Indian Producers Association

The Indian Motion Picture Producers Association (IMPPA) is an association of film producers established in 1937. As a non-profit organization, it functions as a film registration body and service to address issues for producers within the industry.
== History ==
Trade organizations in the Indian film industry began forming long before workers’ unions appeared in the late 1950s. The first known trade body was the Bombay Cinema and Theaters Trade Organization, created in 1926, followed by the Madras Cinema and Theater League in 1929. However, it was in 1932, a more organized industry activity started with the formation of the Motion Picture Society of India in erstwhile Bombay, which also held the first All India Motion Picture Convention in 1935 under the leadership of B. V. Jadhav. In 1937, film producers informally created the Indian Motion Picture Producers Association, which was officially registered in 1938 with Ardeshir Irani as President and Chandulal Shah as Vice President.

== Activities ==
IMPPA serves as a central registry for film titles, television serials, web series, and other motion picture content produced by its members. This industry practice helps prevent title conflicts, although it does not provide statutory legal protection equivalent to a trademark.

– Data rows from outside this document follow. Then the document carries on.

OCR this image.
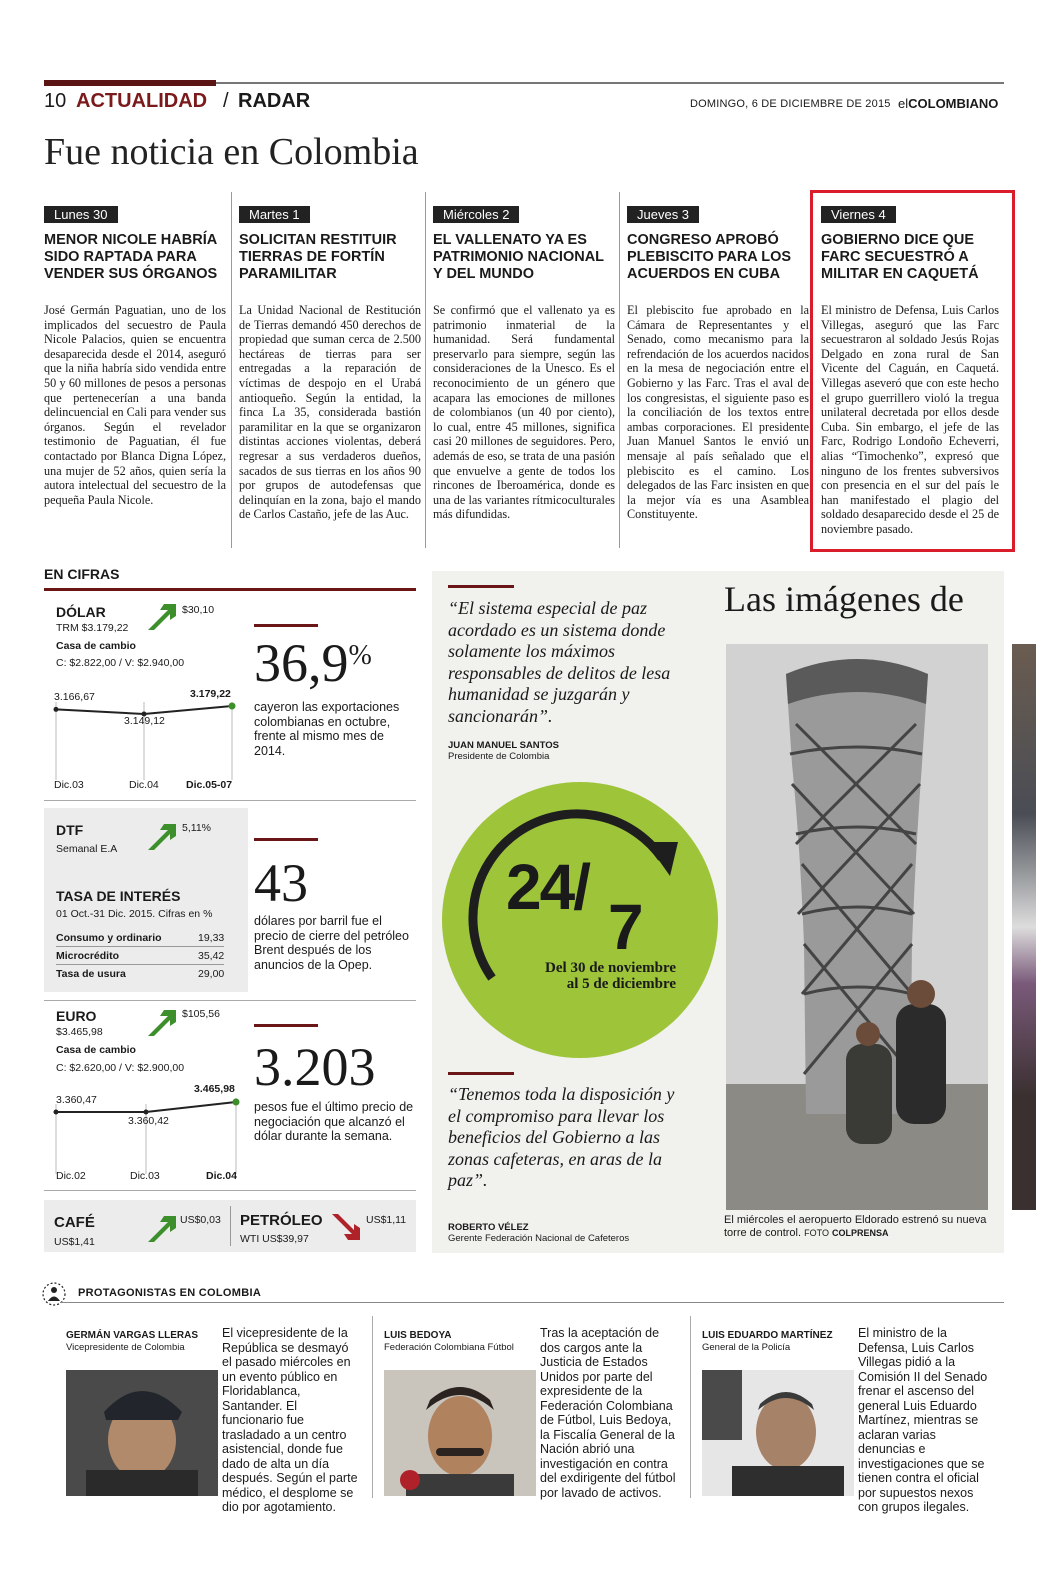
10 ACTUALIDAD / RADAR	DOMINGO, 6 DE DICIEMBRE DE 2015 elCOLOMBIANO
Fue noticia en Colombia
Lunes 30
MENOR NICOLE HABRÍA SIDO RAPTADA PARA VENDER SUS ÓRGANOS

José Germán Paguatian, uno de los implicados del secuestro de Paula Nicole Palacios, quien se encuentra desaparecida desde el 2014, aseguró que la niña habría sido vendida entre 50 y 60 millones de pesos a personas que pertenecerían a una banda delincuencial en Cali para vender sus órganos. Según el revelador testimonio de Paguatian, él fue contactado por Blanca Digna López, una mujer de 52 años, quien sería la autora intelectual del secuestro de la pequeña Paula Nicole.

Martes 1
SOLICITAN RESTITUIR TIERRAS DE FORTÍN PARAMILITAR

La Unidad Nacional de Restitución de Tierras demandó 450 derechos de propiedad que suman cerca de 2.500 hectáreas de tierras para ser entregadas a la reparación de víctimas de despojo en el Urabá antioqueño. Según la entidad, la finca La 35, considerada bastión paramilitar en la que se organizaron distintas acciones violentas, deberá regresar a sus verdaderos dueños, sacados de sus tierras en los años 90 por grupos de autodefensas que delinquían en la zona, bajo el mando de Carlos Castaño, jefe de las Auc.

Miércoles 2
EL VALLENATO YA ES PATRIMONIO NACIONAL Y DEL MUNDO

Se confirmó que el vallenato ya es patrimonio inmaterial de la humanidad. Será fundamental preservarlo para siempre, según las consideraciones de la Unesco. Es el reconocimiento de un género que acapara las emociones de millones de colombianos (un 40 por ciento), lo cual, entre 45 millones, significa casi 20 millones de seguidores. Pero, además de eso, se trata de una pasión que envuelve a gente de todos los rincones de Iberoamérica, donde es una de las variantes rítmicoculturales más difundidas.

Jueves 3
CONGRESO APROBÓ PLEBISCITO PARA LOS ACUERDOS EN CUBA

El plebiscito fue aprobado en la Cámara de Representantes y el Senado, como mecanismo para la refrendación de los acuerdos nacidos en la mesa de negociación entre el Gobierno y las Farc. Tras el aval de los congresistas, el siguiente paso es la conciliación de los textos entre ambas corporaciones. El presidente Juan Manuel Santos le envió un mensaje al país señalado que el plebiscito es el camino. Los delegados de las Farc insisten en que la mejor vía es una Asamblea Constituyente.

Viernes 4
GOBIERNO DICE QUE FARC SECUESTRÓ A MILITAR EN CAQUETÁ

El ministro de Defensa, Luis Carlos Villegas, aseguró que las Farc secuestraron al soldado Jesús Rojas Delgado en zona rural de San Vicente del Caguán, en Caquetá. Villegas aseveró que con este hecho el grupo guerrillero violó la tregua unilateral decretada por ellos desde Cuba. Sin embargo, el jefe de las Farc, Rodrigo Londoño Echeverri, alias “Timochenko”, expresó que ninguno de los frentes subversivos con presencia en el sur del país le han manifestado el plagio del soldado desaparecido desde el 25 de noviembre pasado.

EN CIFRAS
DÓLAR	$30,10
TRM $3.179,22
Casa de cambio
C: $2.822,00 / V: $2.940,00
3.166,67
3.149,12
3.179,22
Dic.03	Dic.04	Dic.05-07
DTF	5,11%
Semanal E.A
TASA DE INTERÉS
01 Oct.-31 Dic. 2015. Cifras en %
Consumo y ordinario	19,33
Microcrédito	35,42
Tasa de usura	29,00
EURO
$3.465,98
$105,56
Casa de cambio
C: $2.620,00 / V: $2.900,00
3.360,47
3.360,42
3.465,98
Dic.02	Dic.03	Dic.04
CAFÉ
US$1,41
US$0,03 PETRÓLEO
WTI US$39,97
US$1,11
36,9%
cayeron las exportaciones colombianas en octubre, frente al mismo mes de 2014.
43
dólares por barril fue el precio de cierre del petróleo Brent después de los anuncios de la Opep.
3.203
pesos fue el último precio de negociación que alcanzó el dólar durante la semana.
“El sistema especial de paz acordado es un sistema donde solamente los máximos responsables de delitos de lesa humanidad se juzgarán y sancionarán”.
JUAN MANUEL SANTOS
Presidente de Colombia
24/
7
Del 30 de noviembre
al 5 de diciembre
“Tenemos toda la disposición y el compromiso para llevar los beneficios del Gobierno a las zonas cafeteras, en aras de la paz”.
ROBERTO VÉLEZ
Gerente Federación Nacional de Cafeteros
Las imágenes de
El miércoles el aeropuerto Eldorado estrenó su nueva torre de control. FOTO COLPRENSA
PROTAGONISTAS EN COLOMBIA
GERMÁN VARGAS LLERAS
Vicepresidente de Colombia
El vicepresidente de la República se desmayó el pasado miércoles en un evento público en Floridablanca, Santander. El funcionario fue trasladado a un centro asistencial, donde fue dado de alta un día después. Según el parte médico, el desplome se dio por agotamiento.
LUIS BEDOYA
Federación Colombiana Fútbol
Tras la aceptación de dos cargos ante la Justicia de Estados Unidos por parte del expresidente de la Federación Colombiana de Fútbol, Luis Bedoya, la Fiscalía General de la Nación abrió una investigación en contra del exdirigente del fútbol por lavado de activos.
LUIS EDUARDO MARTÍNEZ
General de la Policía
El ministro de la Defensa, Luis Carlos Villegas pidió a la Comisión II del Senado frenar el ascenso del general Luis Eduardo Martínez, mientras se aclaran varias denuncias e investigaciones que se tienen contra el oficial por supuestos nexos con grupos ilegales.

In recent years, IMPPA has participated in international film events, including the Cannes Film Festival and the International Film Festival of India, where it hosted a luxury yacht networking venue in 2024.

== Controversies ==
===Disputes with Federation of Western India Cine Employees===
IMPPA has had ongoing conflicts with cine workers' unions. In 2021, IMPPA filed a police complaint against FWICE, and there were mutual accusations of false claims regarding a housing scheme for workers. In the past, IMPPA also approached the Competition Commission of India alleging monopolistic practices by FWICE and its affiliates in forcing producers to use their services.

===IMPPA’s Appeal Over ‘Dhurandhar’ Ban===
The Indian Motion Picture Producers' Association, led by President Abhay Sinha, appealed to Indian Prime Minister Narendra Modi and Maharashtra Deputy Chief Minister Devendra Fadnavis to intervene regarding the ban imposed on the Hindi film Dhurandhar by countries including the United Arab Emirates, Bahrain, Kuwait, Qatar, Oman, and Saudi Arabia. IMPPA stated that the restriction undermines freedom of expression despite the film being certified by India’s Central Board of Film Certification and emerging as one of the highest-grossing Hindi films in Indian cinema.